Reconstitution of rat fetal testis during the masculinisation programming window induces focal dysgenesis consistent with testicular dysgenesis syndrome

Focal dysgenesis is a consistent feature of testicular dysgenesis syndrome (TDS) in humans. Rodent studies show that perturbation of androgens (e.g. following phthalate exposure) during a fetal masculinisation programming window (MPW) predisposes to a TDS phenotype. This study aimed to determine whether dissociation and reconstitution of rat fetal testis tissue during the MPW can be used to model and manipulate seminiferous cord development, including induction of focal dysgenesis, as described in TDS. Dissociated fetal rat testes were xenotransplanted subcutaneously into recipient mice for 4 weeks. Transplanted mice were treated with vehicle or di-n-butyl-phthalate (DBP, a plasticising chemical known to induce testicular dysgenesis in vivo in rats). Testosterone production by the transplants was measured in recipient mice and immunofluorescence was performed on the retrieved transplants to identify features consistent with focal testicular dysgenesis.
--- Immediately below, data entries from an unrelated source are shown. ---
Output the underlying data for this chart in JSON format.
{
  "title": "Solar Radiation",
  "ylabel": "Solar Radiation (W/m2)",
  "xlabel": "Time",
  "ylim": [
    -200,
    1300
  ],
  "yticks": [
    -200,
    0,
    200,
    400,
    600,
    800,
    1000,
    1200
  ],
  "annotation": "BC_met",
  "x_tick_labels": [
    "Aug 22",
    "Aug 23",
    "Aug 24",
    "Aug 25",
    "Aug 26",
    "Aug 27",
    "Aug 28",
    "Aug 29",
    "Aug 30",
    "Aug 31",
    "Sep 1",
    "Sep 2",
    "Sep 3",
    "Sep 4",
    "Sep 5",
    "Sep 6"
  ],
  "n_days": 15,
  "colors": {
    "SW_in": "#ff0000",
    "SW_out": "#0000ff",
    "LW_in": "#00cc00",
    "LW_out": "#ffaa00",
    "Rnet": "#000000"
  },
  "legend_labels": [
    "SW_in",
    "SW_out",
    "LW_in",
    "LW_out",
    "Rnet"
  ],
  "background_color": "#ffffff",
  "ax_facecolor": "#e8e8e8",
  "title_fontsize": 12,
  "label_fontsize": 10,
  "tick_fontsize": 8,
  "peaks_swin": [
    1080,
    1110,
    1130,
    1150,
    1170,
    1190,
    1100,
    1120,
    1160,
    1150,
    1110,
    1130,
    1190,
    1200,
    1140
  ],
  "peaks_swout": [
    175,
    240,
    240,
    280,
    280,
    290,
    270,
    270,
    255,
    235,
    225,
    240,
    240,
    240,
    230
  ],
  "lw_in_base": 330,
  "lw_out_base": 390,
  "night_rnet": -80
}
Re-aggregation of rat fetal testis tissue xenotransplants during the MPW results in reconstitution of seminiferous cords. Features of focal testicular dysgenesis were present in re-aggregated testis, including ectopic Sertoli cells and intratubular Leydig cells (ITLCs). DBP exposure of recipient mice reduced androgen-dependent seminal vesicle weight (8.3 vs 26.7 mg; p < 0.05), but did not enhance features of focal dysgenesis including number of ITLCs (0.07 vs 0.10 cells/mm2; p > 0.05). We conclude that seminiferous cord reformation during the MPW results in development of focal dysgenesis. The system may be used to separate specific effects (e.g. androgen suppression) of individual chemical exposures from other mechanisms that may be conserved in TDS.